ALTER TABLE reservations ADD EXCLUDE USING gist (
   reserved WITH &&,
   room_id WITH =
);

The extension is required to create a GiST index on a bigint column.

Sixth mistake: complicated searches in JSON

Simple searches for equality can be performed with the JSON containment operator @>, and such searches can be supported by a GIN index. But complicated searches are a pain.

Imagine we want to search for all rooms that are occupied at 2021-06-01 15:30:00. With JSON, that would look somewhat like

SELECT id
FROM rooms
   CROSS JOIN LATERAL jsonb_array_elements(
                         rooms.data -> 'reservations'
                      ) AS elem(j)
WHERE CAST(elem.j ->> 'from' AS timestamp) <= TIMESTAMP '2021-06-01 15:30:00'
  AND CAST(elem.j ->> 'to'   AS timestamp) >  TIMESTAMP '2021-06-01 15:30:00';

With our junction table, the query becomes

SELECT room_id
FROM reservations
WHERE reserved @> TIMESTAMP '2021-06-01 15:30:00';

That query can use the GiST index from the exclusion constraint we created above.

If all the above is wrong, should we use JSON in PostgreSQL at all?

Don’t get me wrong: JSON support in PostgreSQL is a wonderful thing. It is just that many people don’t understand how to use it right. For example, the majority of questions about PostgreSQL and JSON asked on Stackoverflow are about problems that arise from the use of JSON where it had better been avoided.

Follow these guidelines when you consider using JSON in PostgreSQL:

  • Don’t use JSON for data that can easily be stored in database tables.
  • Avoid large JSON objects if you want to modify individual attributes.
  • Don’t use JSON if you want to use attributes in complicated WHERE conditions.
  • Avoid JSON if you want to join on some of the attributes.
  • Don’t use JSON if you want constraints on the data.
  • Don’t store references to other tables in JSON attributes.

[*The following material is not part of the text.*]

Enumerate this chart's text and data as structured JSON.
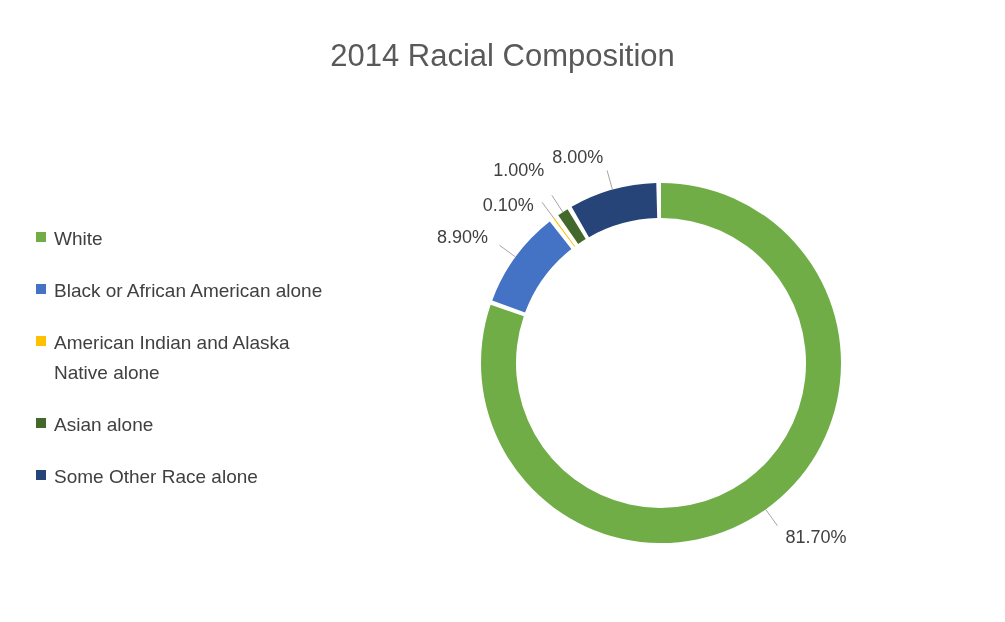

Often it may be a good idea to store some attributes as regular table columns and others in a JSON. The less you need to process the data inside the database, the better it is to store them as JSON.

A good example

To show an example of how JSON in the database can be used with benefit, let us consider a shop that sells all kinds of mixed goods. There are some properties that all or most of the goods will have, like price, weight, manufacturer, number available or package size. Other attributes may be rare, like the type of power plug, or ambiguous, like the pitch in screws or tuning forks.

Rather than defining a table with hundreds of columns for all the possible attributes, most of which will be NULL, we model the most frequent attributes with normal table columns and use a JSON for the rest:

CREATE TABLE wares (
   id           bigint           PRIMARY KEY,
   name         text             UNIQUE NOT NULL,
   price        numeric(15,2)    NOT NULL,
   weight_kg    double precision NOT NULL,
   available    integer          NOT NULL
      CHECK (available >= 0),
   manufacturer text,
   package_size integer          NOT NULL
      CHECK (package_size >= 0),
   attributes   jsonb
);

/* to search in "attributes" */
CREATE INDEX ON wares USING gin (attributes);

/* for similarity search on "name" */
CREATE EXTENSION IF NOT EXISTS pg_trgm;

CREATE INDEX ON wares USING gin (name gin_trgm_ops);

This will allow efficient queries like

SELECT name, price, available
FROM wares
WHERE name LIKE '%tuning fork%'
  AND attributes @> '{"pitch": "a"}';

Conclusion

There is a lot you can do wrong when using JSON in PostgreSQL, especially if you are not acquainted with relational databases. However, it can be a powerful tool – when used properly.